Hemostatic biomarkers were predictive of thromboembolism (TE), severe COVID-19, and death in patients with cancer and acute COVID-19 infection, according to a report from the National Cancer Institute’s COVID-19 in Cancer Patients Study (NCCAPS) presented at the 64th ASH Annual Meeting and Exposition.1 Alok A. Khorana, MD, of Cleveland Clinic in Ohio, pointed out that people with cancer have a higher risk of poor outcomes from COVID-19, though prospective data have been limited.
“The inflammatory response of SARS CoV-2 infection [the virus that causes COVID-19] causes both an acute phase response and endothelial dysfunction, and together these processes contribute to COVID-19-associated coagulopathy,” Dr. Khorana said.
Certain inflammatory and hemostatic biomarkers, such as D-dimer, have been associated with worse COVID-19 outcomes in the general population.2 “But it has not been known if these biomarkers can also predict COVID-19 outcomes in people with cancer,” Dr. Khorana added.
The NCCAPS study used a longitudinal cohort of patients with hematologic or solid malignancy within 14 days of a positive COVID-19 test. Eligible patients were within 14 days of initially testing positive and had history of a hematopoietic cell transplant or chimeric antigen receptor T-cell therapy or had received anticancer treatment within the past six weeks.
Of the 1,619 patients studied, 23% experienced severe disease.
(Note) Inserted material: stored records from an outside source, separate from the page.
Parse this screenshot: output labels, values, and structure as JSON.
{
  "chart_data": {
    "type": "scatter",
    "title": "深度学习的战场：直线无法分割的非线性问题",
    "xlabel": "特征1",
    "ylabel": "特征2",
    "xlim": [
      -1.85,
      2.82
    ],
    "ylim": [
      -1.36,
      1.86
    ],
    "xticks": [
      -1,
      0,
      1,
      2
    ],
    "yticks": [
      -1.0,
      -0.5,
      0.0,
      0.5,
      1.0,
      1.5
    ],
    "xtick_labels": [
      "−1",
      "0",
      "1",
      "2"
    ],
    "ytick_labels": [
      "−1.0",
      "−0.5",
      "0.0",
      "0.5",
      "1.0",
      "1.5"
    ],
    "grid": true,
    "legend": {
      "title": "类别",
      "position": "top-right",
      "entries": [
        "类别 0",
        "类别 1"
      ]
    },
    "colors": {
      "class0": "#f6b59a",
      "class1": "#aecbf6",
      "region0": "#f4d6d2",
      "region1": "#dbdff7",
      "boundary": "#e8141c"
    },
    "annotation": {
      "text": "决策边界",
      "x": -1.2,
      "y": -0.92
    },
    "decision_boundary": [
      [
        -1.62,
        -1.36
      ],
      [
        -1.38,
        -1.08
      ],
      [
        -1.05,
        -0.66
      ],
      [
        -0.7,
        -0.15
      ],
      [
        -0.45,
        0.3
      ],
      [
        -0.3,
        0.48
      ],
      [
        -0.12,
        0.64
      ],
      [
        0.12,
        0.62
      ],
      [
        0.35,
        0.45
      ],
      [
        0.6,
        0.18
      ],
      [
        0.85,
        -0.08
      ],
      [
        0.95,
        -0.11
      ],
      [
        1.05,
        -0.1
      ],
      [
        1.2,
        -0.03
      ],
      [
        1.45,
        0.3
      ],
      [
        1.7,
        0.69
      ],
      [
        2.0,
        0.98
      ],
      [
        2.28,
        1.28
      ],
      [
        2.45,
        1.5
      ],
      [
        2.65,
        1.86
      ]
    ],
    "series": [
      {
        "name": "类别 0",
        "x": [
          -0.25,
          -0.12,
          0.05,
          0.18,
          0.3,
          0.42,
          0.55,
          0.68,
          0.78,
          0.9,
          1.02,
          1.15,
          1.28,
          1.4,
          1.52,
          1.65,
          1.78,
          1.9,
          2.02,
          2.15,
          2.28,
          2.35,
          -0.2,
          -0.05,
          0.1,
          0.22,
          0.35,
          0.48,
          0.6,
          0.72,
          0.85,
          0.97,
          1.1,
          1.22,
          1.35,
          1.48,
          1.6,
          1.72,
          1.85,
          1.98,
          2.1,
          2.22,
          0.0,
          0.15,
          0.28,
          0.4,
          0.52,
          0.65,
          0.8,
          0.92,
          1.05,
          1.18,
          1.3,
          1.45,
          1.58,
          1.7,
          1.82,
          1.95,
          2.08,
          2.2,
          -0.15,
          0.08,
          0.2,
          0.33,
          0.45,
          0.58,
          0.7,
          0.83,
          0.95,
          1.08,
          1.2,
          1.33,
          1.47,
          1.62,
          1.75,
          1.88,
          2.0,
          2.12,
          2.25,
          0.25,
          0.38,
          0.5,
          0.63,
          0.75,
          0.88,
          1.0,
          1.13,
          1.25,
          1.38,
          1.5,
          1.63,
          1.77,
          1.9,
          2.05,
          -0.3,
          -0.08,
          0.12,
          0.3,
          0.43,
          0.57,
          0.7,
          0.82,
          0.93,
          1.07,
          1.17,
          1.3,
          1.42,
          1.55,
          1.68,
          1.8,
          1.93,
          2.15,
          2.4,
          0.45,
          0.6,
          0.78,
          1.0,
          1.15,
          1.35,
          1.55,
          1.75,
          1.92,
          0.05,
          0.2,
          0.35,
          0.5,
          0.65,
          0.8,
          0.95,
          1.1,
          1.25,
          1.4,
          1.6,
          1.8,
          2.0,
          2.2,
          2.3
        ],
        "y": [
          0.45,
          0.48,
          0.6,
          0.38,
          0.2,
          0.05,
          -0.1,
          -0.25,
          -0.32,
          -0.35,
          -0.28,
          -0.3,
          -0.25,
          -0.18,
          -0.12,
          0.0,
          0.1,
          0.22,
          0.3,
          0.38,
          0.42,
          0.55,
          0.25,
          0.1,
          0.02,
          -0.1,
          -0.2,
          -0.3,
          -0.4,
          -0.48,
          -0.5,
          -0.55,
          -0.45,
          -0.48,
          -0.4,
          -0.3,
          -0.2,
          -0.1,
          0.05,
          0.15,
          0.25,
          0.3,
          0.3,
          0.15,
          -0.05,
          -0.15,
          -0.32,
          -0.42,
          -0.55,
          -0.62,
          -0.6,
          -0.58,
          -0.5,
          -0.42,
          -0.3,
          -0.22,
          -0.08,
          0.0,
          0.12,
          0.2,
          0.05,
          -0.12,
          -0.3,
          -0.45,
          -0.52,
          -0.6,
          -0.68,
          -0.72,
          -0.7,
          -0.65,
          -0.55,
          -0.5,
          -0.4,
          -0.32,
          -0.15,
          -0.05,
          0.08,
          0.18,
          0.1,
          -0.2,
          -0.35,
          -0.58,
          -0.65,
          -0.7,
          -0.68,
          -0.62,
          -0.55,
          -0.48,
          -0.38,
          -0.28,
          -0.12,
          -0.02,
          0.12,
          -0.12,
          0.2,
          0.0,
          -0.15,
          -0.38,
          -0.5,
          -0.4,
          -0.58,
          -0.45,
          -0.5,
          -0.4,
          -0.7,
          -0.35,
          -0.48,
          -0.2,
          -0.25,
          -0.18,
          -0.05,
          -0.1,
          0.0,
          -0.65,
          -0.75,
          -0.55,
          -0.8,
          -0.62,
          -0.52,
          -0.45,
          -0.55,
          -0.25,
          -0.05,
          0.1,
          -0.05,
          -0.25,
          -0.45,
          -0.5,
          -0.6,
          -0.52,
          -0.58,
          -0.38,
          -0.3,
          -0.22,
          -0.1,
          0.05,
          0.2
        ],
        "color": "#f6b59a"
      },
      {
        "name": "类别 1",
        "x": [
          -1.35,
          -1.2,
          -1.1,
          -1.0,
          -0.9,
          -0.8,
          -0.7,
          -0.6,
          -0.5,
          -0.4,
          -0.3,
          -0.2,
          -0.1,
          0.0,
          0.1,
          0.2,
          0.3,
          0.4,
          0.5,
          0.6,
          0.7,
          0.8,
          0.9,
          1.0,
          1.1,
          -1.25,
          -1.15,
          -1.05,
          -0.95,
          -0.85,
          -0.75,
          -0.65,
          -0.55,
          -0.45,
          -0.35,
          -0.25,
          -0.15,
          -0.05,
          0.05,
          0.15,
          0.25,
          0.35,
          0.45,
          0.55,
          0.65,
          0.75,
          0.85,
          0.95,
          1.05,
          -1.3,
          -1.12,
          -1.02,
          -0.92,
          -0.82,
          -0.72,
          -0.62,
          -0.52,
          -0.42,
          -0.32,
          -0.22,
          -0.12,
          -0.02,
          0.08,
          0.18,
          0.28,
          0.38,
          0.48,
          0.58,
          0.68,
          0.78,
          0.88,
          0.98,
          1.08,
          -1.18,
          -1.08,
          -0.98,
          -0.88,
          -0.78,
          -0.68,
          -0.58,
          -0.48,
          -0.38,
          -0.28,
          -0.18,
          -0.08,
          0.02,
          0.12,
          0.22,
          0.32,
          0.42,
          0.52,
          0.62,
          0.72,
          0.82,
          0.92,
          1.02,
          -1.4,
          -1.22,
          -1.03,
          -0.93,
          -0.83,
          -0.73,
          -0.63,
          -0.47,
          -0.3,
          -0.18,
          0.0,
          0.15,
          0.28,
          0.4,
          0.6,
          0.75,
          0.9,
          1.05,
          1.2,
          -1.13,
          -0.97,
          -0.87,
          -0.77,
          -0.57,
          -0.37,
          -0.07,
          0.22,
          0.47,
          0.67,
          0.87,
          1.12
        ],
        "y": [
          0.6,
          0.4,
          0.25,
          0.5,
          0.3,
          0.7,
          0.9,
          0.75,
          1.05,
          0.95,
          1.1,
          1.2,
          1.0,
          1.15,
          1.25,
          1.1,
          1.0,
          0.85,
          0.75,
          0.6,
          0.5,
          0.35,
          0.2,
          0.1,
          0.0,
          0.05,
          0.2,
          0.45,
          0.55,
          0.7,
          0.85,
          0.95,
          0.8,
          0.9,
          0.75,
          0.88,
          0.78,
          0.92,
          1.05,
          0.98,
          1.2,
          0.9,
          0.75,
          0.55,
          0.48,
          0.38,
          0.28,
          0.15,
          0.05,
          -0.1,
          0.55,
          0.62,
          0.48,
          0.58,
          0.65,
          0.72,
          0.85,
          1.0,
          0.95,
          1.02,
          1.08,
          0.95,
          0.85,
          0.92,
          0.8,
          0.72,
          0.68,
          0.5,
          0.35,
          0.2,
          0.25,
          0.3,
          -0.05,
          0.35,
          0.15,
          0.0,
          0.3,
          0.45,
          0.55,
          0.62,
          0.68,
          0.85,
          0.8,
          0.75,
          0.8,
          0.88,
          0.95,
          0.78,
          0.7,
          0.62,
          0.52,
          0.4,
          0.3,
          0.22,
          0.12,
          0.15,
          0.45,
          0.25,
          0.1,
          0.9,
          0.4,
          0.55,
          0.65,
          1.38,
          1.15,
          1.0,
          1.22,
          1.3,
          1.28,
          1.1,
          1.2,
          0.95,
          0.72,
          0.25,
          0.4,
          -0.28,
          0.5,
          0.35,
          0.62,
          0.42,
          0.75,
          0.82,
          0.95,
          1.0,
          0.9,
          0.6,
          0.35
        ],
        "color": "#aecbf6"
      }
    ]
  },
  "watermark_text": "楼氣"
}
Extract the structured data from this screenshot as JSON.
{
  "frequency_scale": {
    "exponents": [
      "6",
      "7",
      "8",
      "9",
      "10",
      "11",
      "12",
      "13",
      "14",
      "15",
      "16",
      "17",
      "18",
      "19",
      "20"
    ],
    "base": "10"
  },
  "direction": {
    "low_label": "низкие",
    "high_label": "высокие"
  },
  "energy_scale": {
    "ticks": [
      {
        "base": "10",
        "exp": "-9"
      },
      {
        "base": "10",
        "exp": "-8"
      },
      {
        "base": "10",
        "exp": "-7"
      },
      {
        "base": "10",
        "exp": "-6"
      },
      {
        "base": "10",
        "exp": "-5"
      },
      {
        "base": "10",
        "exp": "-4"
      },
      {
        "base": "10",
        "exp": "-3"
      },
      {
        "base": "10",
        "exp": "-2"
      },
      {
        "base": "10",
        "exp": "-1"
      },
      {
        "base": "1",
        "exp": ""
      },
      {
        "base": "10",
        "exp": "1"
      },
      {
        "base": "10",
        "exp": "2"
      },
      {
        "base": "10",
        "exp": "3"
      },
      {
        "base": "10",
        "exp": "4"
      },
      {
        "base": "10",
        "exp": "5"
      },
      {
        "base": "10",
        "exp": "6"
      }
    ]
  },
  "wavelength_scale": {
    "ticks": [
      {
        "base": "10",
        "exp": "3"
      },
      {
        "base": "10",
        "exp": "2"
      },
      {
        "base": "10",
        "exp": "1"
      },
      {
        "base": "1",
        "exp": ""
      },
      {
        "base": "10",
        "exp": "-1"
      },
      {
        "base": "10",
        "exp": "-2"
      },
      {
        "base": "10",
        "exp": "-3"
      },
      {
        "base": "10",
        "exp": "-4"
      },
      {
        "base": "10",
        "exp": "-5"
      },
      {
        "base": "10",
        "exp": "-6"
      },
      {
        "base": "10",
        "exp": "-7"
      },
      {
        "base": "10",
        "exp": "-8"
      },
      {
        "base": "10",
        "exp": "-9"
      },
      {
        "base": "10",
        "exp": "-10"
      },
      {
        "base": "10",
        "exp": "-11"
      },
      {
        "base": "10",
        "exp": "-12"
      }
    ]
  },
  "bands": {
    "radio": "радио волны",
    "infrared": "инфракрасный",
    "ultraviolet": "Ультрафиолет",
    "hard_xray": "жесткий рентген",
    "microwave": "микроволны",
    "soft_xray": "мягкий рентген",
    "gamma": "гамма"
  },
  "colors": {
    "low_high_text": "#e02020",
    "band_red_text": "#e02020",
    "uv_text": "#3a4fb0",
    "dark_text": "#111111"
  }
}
Within 30 days of a positive COVID test, 3% experienced a thromboembolic event. Within 90 days, 8% of patients in the cohort had died.
Biomarkers, assessed at initial COVID-19 diagnosis, were available for only a fraction of patients (193 to 227, depending on assay), which Dr. Khorana noted was a limitation of the study. Moreover, not all biomarkers thought to be associated with severe COVID-19 or mortality were available for assessment.
Baseline levels of two biomarkers were strongly associated with an increased risk of future TE: von Willebrand factor (VWF) and factor VIII (FVII; odds ratio [OR] = 1.18 per 10% above normal when measured as a continuous variable and 1.16 per 10% above normal, respectively).
Dr. Khorana added, “von Willebrand was associated with severe COVID-19, with a strong adjusted [OR] of 8.02 when measured as a categorical variable.”
Similarly, FVIII had an adjusted OR of 3.56 for severe COVID-19.
Dr. Khorana continued, “Ninety-day mortality was astoundingly high: an adjusted hazard ratio of 12.4 for elevated VWF when measured as a categorical variable.”
Looked at another way, patients with a normal VWF had a 98% chance of survival at 90 days, but patients who had elevated VWF during acute COVID-19 illness had an increased absolute risk of dying of about 13%. Similarly, having an increased FVIII at baseline testing resulted in an 8% increased risk of dying (96% survival to 88%).
Elevated D-dimer levels and high-sensitivity C-reactive protein were also both associated with increased mortality over 90 days and increased COVID-19 disease severity. Dr. Khorana said this finding confirms previous reports of an association between both tests and severe COVID-19 and mortality.
“Our findings provide insight into pathophysiological mechanisms of COVID-19 associated coagulopathy,” Dr. Khorana said. He speculated that this information might be used in clinical settings to identify patients with cancer and COVID-19 who are at high risk of poor outcomes.
Any conflicts of interest declared by the authors can be found in the original abstract.
- Khorana AA, Denicoff A, Bowman M, et al. Hemostatic biomarkers predict risk of thromboembolism (TE), severe COVID-19 and mortality: A report from the National Cancer Institute COVID-19 in Cancer Patients Study (NCCAPS). Abstract #136. Presented at the 2022 American Society of Hematology Annual Meeting and Exposition; December 10, 2022; New Orleans, Louisiana.
- Loo J, Spittle DA, Newnham M. COVID-19, immunothrombosis and venous thromboembolism: biological mechanisms. Thorax. 2021;76(4):412-420.